Sep 7 2008 by Ken Oxley, Sunday Sun
I TRY to avoid writing about current events in this column.
Bitter experience suggests that, by the time this gets to print, my thoughts about whatever it was have been overtaken by events.
So at the risk of seeming very out of date on this Sunday morning . . . what on earth is happening?
In the rest of the UK, we’re tightening our belts. But not on Planet Football.
It’s been a staggering week. I’m writing this on a Wednesday afternoon, tuned into Sky Sports News expecting to find out what’s happening with King Kev at Newcastle United.

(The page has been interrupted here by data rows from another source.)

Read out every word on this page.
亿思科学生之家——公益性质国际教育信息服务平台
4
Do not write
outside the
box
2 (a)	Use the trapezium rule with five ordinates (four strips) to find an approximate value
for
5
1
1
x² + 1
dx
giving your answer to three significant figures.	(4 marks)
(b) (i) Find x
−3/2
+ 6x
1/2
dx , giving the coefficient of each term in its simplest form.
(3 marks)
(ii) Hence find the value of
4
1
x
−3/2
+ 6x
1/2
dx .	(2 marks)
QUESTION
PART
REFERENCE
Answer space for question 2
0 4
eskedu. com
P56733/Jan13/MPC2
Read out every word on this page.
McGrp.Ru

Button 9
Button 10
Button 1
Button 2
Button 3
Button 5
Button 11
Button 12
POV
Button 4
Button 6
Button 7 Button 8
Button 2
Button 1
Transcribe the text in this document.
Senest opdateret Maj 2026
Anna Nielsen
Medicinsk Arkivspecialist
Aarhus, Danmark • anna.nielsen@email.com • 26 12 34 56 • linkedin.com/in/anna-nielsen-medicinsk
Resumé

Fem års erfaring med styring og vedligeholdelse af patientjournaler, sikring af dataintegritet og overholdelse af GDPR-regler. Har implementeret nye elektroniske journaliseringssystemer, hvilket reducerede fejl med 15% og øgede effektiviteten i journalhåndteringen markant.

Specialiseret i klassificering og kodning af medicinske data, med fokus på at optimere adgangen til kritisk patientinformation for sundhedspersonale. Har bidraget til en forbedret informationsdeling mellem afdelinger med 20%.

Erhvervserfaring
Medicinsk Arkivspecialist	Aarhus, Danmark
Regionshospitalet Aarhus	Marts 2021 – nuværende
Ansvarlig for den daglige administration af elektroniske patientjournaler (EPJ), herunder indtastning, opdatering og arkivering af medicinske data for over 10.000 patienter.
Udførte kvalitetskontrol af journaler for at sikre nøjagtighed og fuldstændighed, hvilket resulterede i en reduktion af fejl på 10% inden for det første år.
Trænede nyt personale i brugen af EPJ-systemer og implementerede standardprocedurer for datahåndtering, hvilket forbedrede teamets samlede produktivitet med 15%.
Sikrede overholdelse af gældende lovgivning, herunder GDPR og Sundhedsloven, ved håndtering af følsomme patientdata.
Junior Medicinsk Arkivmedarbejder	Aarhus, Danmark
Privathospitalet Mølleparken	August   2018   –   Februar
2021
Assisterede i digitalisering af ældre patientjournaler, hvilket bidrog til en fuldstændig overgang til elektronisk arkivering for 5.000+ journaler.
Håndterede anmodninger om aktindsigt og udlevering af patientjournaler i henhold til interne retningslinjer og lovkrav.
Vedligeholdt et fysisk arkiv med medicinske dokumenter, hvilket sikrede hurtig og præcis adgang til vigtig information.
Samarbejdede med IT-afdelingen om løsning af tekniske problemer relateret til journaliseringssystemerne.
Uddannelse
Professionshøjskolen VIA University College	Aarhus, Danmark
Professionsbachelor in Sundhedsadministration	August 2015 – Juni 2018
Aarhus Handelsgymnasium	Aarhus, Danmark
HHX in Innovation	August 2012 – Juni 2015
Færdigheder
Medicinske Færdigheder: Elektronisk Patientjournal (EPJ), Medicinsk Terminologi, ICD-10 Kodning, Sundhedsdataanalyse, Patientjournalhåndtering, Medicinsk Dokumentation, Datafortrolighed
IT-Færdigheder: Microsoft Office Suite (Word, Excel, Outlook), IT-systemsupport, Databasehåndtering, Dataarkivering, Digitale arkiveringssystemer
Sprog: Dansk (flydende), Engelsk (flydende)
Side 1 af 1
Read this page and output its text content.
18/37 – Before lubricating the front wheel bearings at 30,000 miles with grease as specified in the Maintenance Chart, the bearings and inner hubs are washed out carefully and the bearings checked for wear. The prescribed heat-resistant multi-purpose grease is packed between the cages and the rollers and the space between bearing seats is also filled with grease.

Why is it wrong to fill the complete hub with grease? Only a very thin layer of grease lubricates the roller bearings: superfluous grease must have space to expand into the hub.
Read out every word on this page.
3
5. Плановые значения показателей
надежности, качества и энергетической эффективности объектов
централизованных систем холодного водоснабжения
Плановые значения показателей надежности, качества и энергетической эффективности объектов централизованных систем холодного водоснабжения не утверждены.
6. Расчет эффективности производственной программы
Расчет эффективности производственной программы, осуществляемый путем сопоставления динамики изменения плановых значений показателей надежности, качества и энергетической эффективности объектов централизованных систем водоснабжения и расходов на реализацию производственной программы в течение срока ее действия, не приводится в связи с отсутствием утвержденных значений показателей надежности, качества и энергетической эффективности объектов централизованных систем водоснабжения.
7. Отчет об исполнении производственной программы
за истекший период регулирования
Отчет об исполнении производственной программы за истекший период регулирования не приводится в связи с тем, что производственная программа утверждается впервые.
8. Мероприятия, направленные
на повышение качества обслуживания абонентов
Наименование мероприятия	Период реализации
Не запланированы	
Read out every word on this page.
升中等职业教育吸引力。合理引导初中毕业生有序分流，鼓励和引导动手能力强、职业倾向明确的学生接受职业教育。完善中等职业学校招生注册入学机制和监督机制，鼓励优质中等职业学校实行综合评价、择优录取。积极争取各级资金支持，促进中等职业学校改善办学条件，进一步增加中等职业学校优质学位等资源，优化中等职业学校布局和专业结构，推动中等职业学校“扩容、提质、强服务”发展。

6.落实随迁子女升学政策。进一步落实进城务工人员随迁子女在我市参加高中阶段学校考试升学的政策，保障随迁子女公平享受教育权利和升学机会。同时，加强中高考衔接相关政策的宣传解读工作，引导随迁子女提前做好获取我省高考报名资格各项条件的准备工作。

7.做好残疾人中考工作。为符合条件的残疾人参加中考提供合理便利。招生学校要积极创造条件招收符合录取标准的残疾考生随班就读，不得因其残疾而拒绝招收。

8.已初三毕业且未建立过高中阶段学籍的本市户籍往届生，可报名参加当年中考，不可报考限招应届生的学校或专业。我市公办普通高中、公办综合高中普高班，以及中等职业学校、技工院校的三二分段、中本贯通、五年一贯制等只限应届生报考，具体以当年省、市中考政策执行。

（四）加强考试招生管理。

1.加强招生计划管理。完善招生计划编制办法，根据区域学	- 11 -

Instead, I hear West Ham’s manager Alan Curbishley has handed in his resignation.
Experts reckon that both of these crises have been provoked, at least in part, by the frenzied nonsense that is the transfer window.
Fans demand new players . . . but who has the say on who comes and who goes? The manager? Director of football? The chairman? Some geezer with a wad of money in another part of the world?
Speaking of which, Manchester United and Chelsea have to contend with a new bully in the playground . . . namely, Manchester City.
They are now owned by an Arab with a lot of money, while Man United and Liverpool are owned by Yanks and Chelsea by a Russian.
But, hilarious though they are to us Boro or Sunderland fans, the antics at Sid James’s Park are worse than a joke. Whether it was watching the increasingly illiterate banners being unfurled by their fans, or the length of time it took the club to actually issue some sort of statement, once again a Premier League team in this area is a laughing stock all over the country.
That’s not good news for any of us in the North.
If Mike Ashley thought being seen swigging a pint in the stands wearing a King Kev shirt was going to endear him to the Geordie faithful, or anyone else around here, he’ll clearly have to think again.